Rainbow45 Records’un dışında başka biz özelliğimiz de var. Yapımcıyız. Kendi yayımladığımız albümler var. İlk plağı Türk grubu olmasına rağmen ülkemizde değil de Fransa’da tanınan Nemrud’a bastık. Plaklar sayesinde burada da tanınmaya başladılar. Nemrud’tan sonra The Ringo Jets basıldı. Arkasından birlikte yaptığımız albümler başladı. BaBa ZuLa’nın “34 Oto Sanayi” albümü ve esas en çok ses getiren albümümüz Bülent Ortaçgil’in “Benimle Oynar Mısın?” isimli albümünü tekrar çıkarıp piyasaya sürmemiz oldu. Bunların yanı sıra Pinhani, Rebel Moves ve Yavuz Çetin de plak bastığımız isimler arasındalar… Şu anda yurtdışındaki dağıtıcılarla görüşüyoruz ve ilk kez Nisan 2016’da dünyanın en büyük plak fuarına katılacağız. Açıkçası Türk standı olarak albümleri orada gösterip pazarlamanın yolunu arıyoruz. Plak şirketi olarak yapımcılığımızı artırarak çoğaltmak ve ürün kataloğumuzu genişletmek istiyoruz. Bizi bu konuda en çok heyecanlandıran şey de bizim kültürümüze ait albümleri yurtdışına pazarlamak ve daha çok yayılmasını sağlamak. En büyük misyonumuz bu aslında. Yani ufak çaplı da olsa yurtdışında bazı mağazalarda bizim ürünlerimizi bulabilirsiniz. Mesela Berlin’de on tane mağaza varsa bir tanesinde mutlaka bizim ürünlerimizi görebilirsiniz. Biz istiyoruz ki Avrupa’nın her yerinde plaklarımız olsun.
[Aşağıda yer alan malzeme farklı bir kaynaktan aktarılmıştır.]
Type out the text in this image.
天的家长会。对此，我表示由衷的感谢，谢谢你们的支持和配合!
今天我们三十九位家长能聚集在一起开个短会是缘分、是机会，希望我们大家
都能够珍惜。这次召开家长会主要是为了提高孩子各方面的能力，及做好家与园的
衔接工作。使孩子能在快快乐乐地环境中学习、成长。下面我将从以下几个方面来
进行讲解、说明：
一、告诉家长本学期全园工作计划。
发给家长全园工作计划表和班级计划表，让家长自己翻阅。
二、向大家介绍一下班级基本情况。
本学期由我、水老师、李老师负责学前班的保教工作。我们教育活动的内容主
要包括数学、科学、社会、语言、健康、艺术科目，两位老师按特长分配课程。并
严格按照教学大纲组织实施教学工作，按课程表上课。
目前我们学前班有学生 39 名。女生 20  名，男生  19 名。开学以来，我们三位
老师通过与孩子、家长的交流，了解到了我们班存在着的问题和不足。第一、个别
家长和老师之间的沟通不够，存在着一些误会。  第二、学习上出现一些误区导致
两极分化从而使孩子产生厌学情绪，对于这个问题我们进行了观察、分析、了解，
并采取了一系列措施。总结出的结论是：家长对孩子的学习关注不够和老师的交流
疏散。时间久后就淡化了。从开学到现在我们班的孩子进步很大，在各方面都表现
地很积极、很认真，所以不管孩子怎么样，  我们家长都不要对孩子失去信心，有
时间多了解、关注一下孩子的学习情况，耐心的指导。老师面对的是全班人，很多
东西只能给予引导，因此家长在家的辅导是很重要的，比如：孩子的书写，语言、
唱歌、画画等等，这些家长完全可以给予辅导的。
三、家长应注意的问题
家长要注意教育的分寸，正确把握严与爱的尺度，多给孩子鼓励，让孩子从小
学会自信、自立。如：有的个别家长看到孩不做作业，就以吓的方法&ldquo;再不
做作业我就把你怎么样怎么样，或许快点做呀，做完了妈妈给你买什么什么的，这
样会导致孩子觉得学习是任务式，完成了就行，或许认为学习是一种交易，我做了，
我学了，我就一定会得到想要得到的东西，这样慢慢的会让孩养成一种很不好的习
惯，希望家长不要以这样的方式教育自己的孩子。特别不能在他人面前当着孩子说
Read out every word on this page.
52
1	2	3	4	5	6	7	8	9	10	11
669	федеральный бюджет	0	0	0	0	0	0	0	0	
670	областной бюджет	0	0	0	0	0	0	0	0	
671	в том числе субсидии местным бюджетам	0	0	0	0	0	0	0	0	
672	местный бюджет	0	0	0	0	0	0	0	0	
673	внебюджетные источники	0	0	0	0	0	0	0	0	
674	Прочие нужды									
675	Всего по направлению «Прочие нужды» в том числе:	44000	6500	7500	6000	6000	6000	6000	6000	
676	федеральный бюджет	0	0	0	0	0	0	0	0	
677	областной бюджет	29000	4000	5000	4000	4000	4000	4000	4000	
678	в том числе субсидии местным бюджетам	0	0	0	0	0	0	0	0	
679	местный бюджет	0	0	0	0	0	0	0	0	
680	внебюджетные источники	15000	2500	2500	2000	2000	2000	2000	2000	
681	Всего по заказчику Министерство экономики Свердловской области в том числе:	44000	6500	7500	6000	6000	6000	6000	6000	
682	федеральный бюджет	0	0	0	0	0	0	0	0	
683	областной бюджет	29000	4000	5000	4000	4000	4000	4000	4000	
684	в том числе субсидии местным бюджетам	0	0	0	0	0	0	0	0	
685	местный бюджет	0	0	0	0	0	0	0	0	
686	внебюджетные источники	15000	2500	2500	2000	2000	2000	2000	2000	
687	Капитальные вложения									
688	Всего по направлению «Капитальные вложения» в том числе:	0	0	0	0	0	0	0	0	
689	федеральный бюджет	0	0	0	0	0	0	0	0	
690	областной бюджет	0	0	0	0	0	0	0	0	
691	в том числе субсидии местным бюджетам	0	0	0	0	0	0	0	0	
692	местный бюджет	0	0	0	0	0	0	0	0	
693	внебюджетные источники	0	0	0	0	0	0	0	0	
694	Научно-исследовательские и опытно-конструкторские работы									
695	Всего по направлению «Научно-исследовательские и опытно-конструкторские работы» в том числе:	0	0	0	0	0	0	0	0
GENÇ NESİL ÇABUK TÜKETİYOR

Özellikle genç nesile her şeyin plaktan başladığını anlatmak gerekiyor. Şu anda daha çok tükettikleri için işin ruhunu öğrenmeleri ve bilmeleri lazım. Bu konuda aydınlatıcı ve bilgilendirici çalışmalar yapılmalı. Bizim bu konuda da çalışmalarımız var. Artık sanatçılar da bu durumun farkında. Müziğin sadece dijital ortamdan ibaret olmadığını, tüketim şekliyle ilgili ciddi bir problem olduğunun farkında olduğunu gösteren birtakım videolar yayınlamaya başladılar. Bunun en güzel örneklerinden biri de Adele’in en son yaptığı eylem… Albümünün fiziksel satışını daha çok önemsediği için Youtube dışında başka hiçbir dijital ortamda albümünü paylaşmadı. O yüzden sadece Adele’in CD satışı 2,5 milyon gibi rakama ulaştı. Mesela bu önemli bir tavır… 

PİKAP SATIŞLARI ARTIYOR

Taş plaklar, plak, kaset, CD, MD derken, plaklar yeniden girdi hayatımıza. Evet, teknolojik gelişimle orantılı olarak formatlar değişiyor ama her şey plaktan çıktı sonuçta. İlk defa kayıt edilen müziklerin plaktan dinlenildiğini öğrenenler, direkt plağa yönelmeye başlıyorlar. Pikap satışları artıyor, daha çok plak satışı oluyor, daha çok plak ithal ediliyor ve zincir mağazalarda plak satışları artıyor. Biraz geç de olsa bu kültür bizde yeniden oturmaya başladı.